In an interview with La Croix, published on August 11, Cardinal Jean-Marc Aveline spoke of the pope’s interest in the city of Marseilles and the Mediterranean region in these terms: “I feel that the question of the Mediterranean is close to his heart. heart (…). During a discussion with him, I also understood that he liked Marseille because it is on a dividing line which is also a meeting place: both gateway to the Orient and gateway to the ‘West. »

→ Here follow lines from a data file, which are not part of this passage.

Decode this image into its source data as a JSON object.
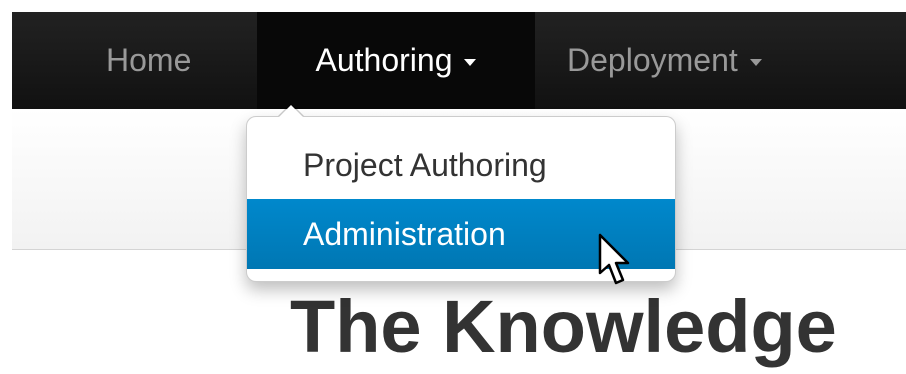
{
  "navbar": {
    "items": [
      {
        "label": "Home"
      },
      {
        "label": "Authoring",
        "has_caret": true,
        "active": true
      },
      {
        "label": "Deployment",
        "has_caret": true
      }
    ]
  },
  "dropdown": {
    "items": [
      {
        "label": "Project Authoring"
      },
      {
        "label": "Administration",
        "highlighted": true
      }
    ]
  },
  "main": {
    "heading": "The Knowledge"
  },
  "colors": {
    "navbar_bg": "#1b1b1b",
    "active_item_bg": "#080808",
    "highlight": "#0088cc",
    "heading": "#333333"
  },
  "icons": {
    "caret": "caret-down-icon",
    "cursor": "mouse-pointer-icon"
  }
}
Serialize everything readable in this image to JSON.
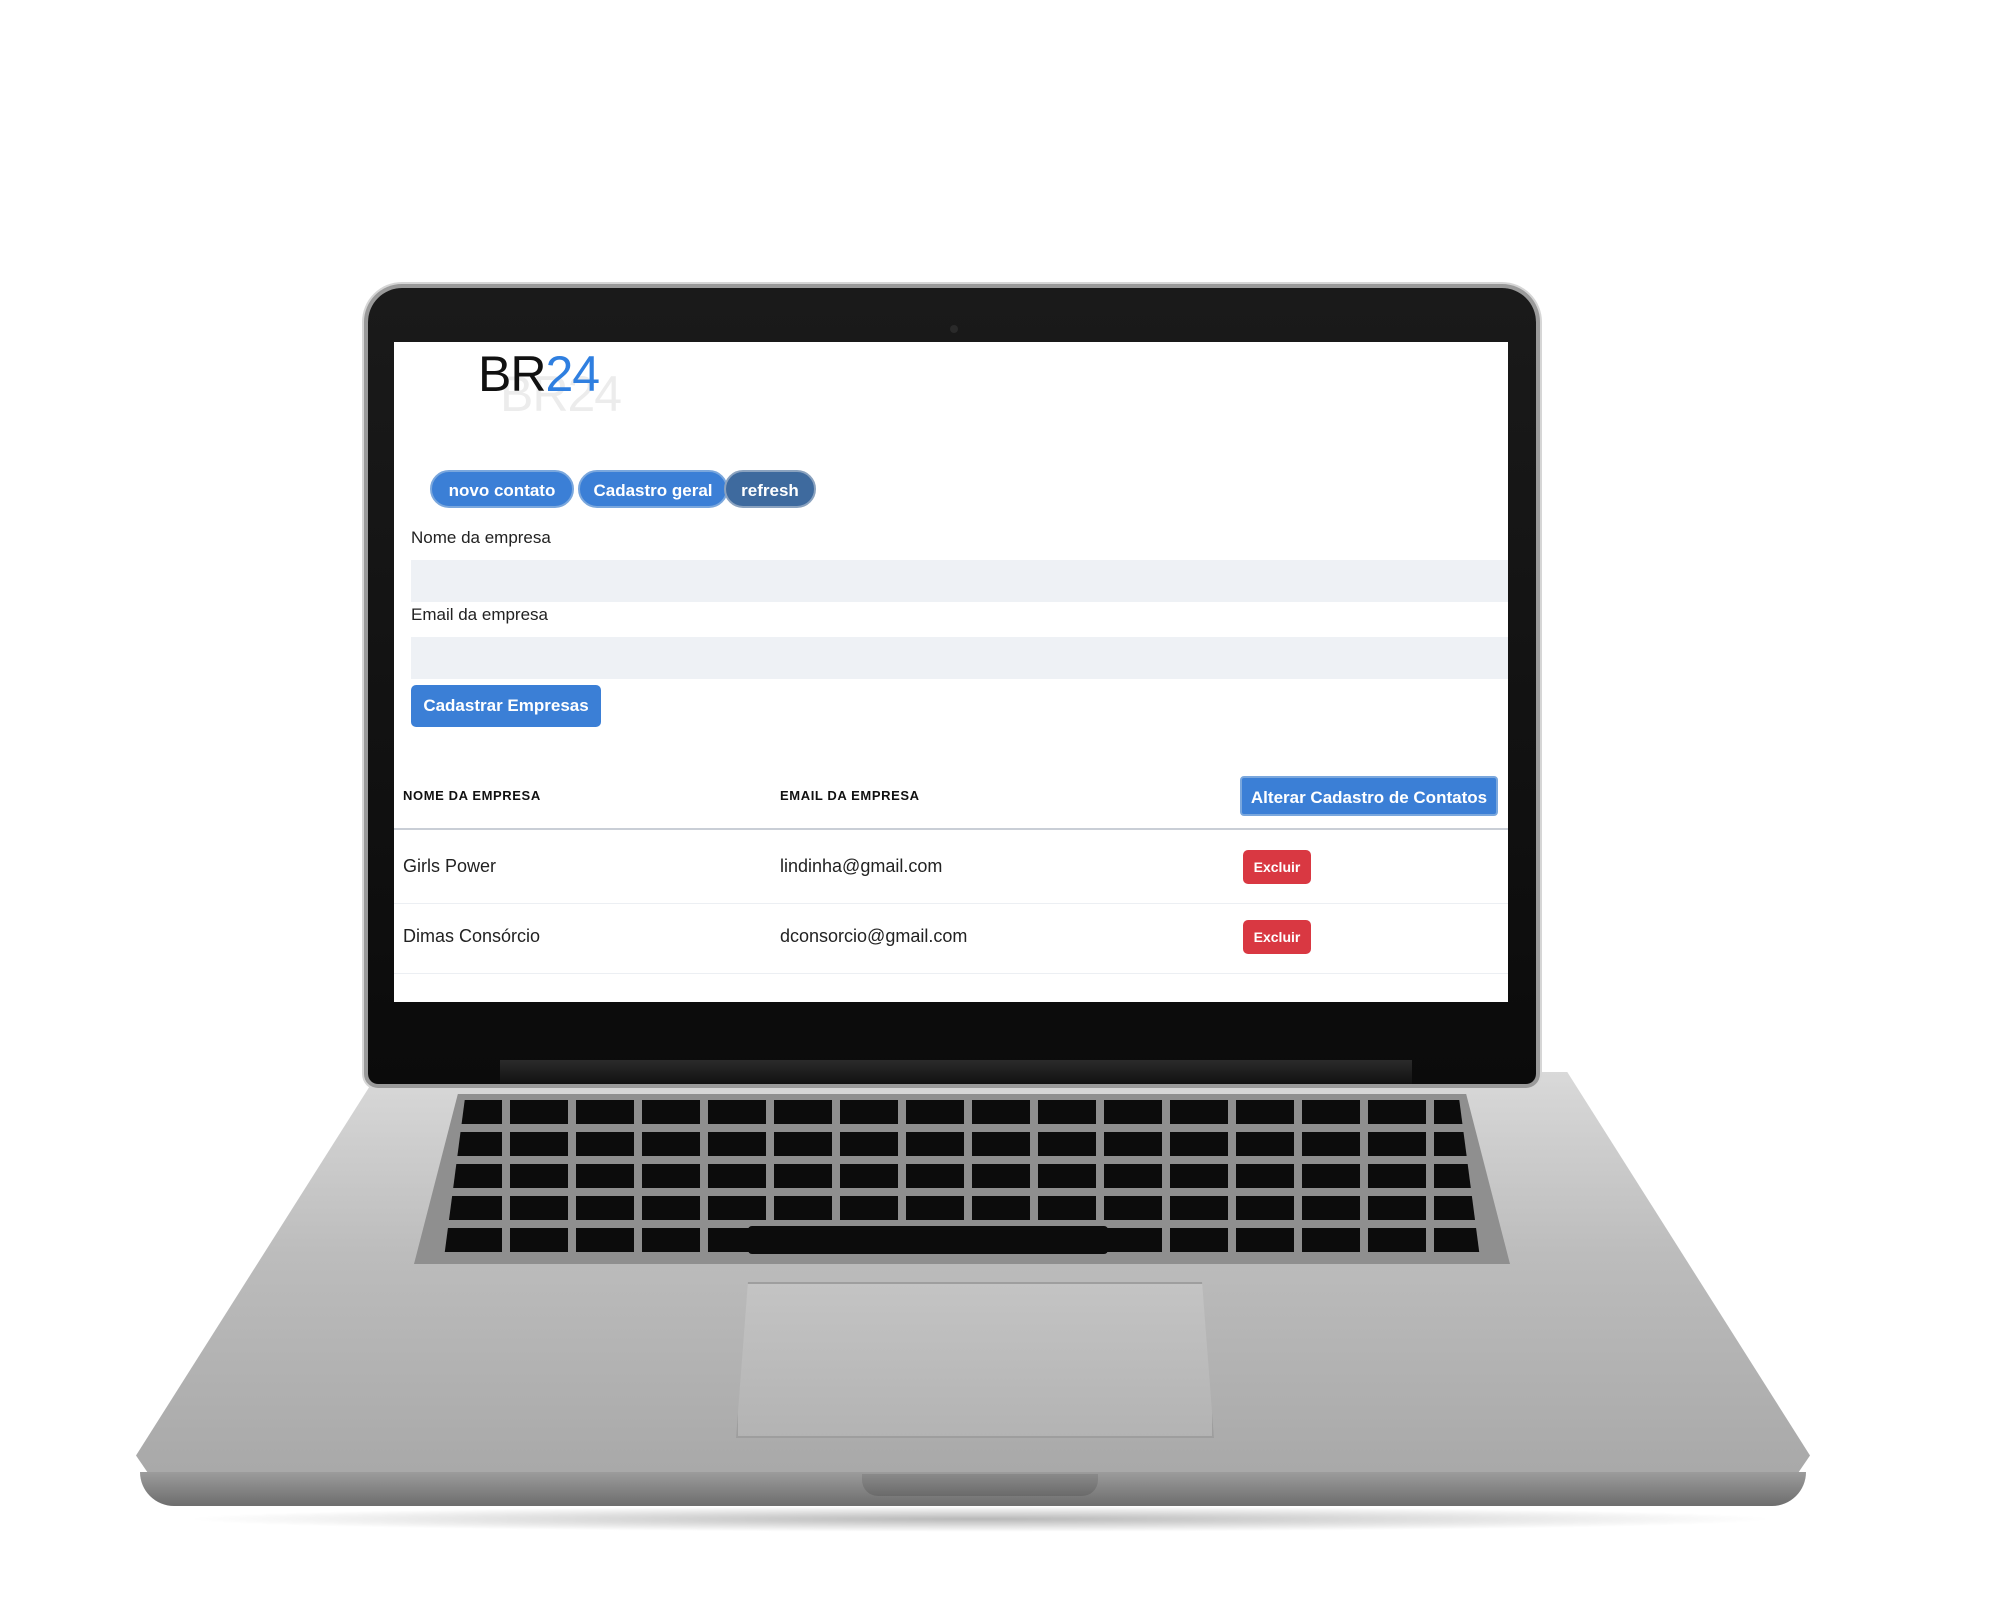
{
  "app": {
    "logo_letters": "BR",
    "logo_digits": "24",
    "logo_shadow": "BR24"
  },
  "toolbar": {
    "new_contact_label": "novo contato",
    "general_register_label": "Cadastro geral",
    "refresh_label": "refresh"
  },
  "form": {
    "company_name_label": "Nome da empresa",
    "company_name_value": "",
    "company_email_label": "Email da empresa",
    "company_email_value": "",
    "submit_label": "Cadastrar Empresas"
  },
  "table": {
    "columns": [
      "NOME DA EMPRESA",
      "EMAIL DA EMPRESA"
    ],
    "alter_button_label": "Alterar Cadastro de Contatos",
    "rows": [
      {
        "name": "Girls Power",
        "email": "lindinha@gmail.com",
        "action": "Excluir"
      },
      {
        "name": "Dimas Consórcio",
        "email": "dconsorcio@gmail.com",
        "action": "Excluir"
      }
    ]
  },
  "colors": {
    "primary": "#3b7fd6",
    "secondary": "#3e6a9e",
    "danger": "#d93842",
    "logo_accent": "#2f7fe0",
    "input_bg": "#eef1f5"
  }
}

In recent weeks, the Archbishop of Marseilles had the opportunity to set the first outlines of this trip project – which would be envisaged by Rome in the form of a round trip in one day – during one of his many trips to the Vatican, where he goes twice a month to take part in the plenary meetings of the Dicastery for Bishops, of which he is a member. However, this visit has not yet been officially announced by the Vatican.
Before Francis’ brief stay in Strasbourg, the last visit by a pope to France dated back to 2008 with Benedict XVI. That of a pontiff in Marseille dates back to 1533, with the arrival of Julius de Medici (1478-1534), elected pope ten years earlier, taking the name of Clement VII. The latter had come to Marseille for the wedding of the youngest son of King Francis I, the future King Henry II, with his niece Catherine de Medici.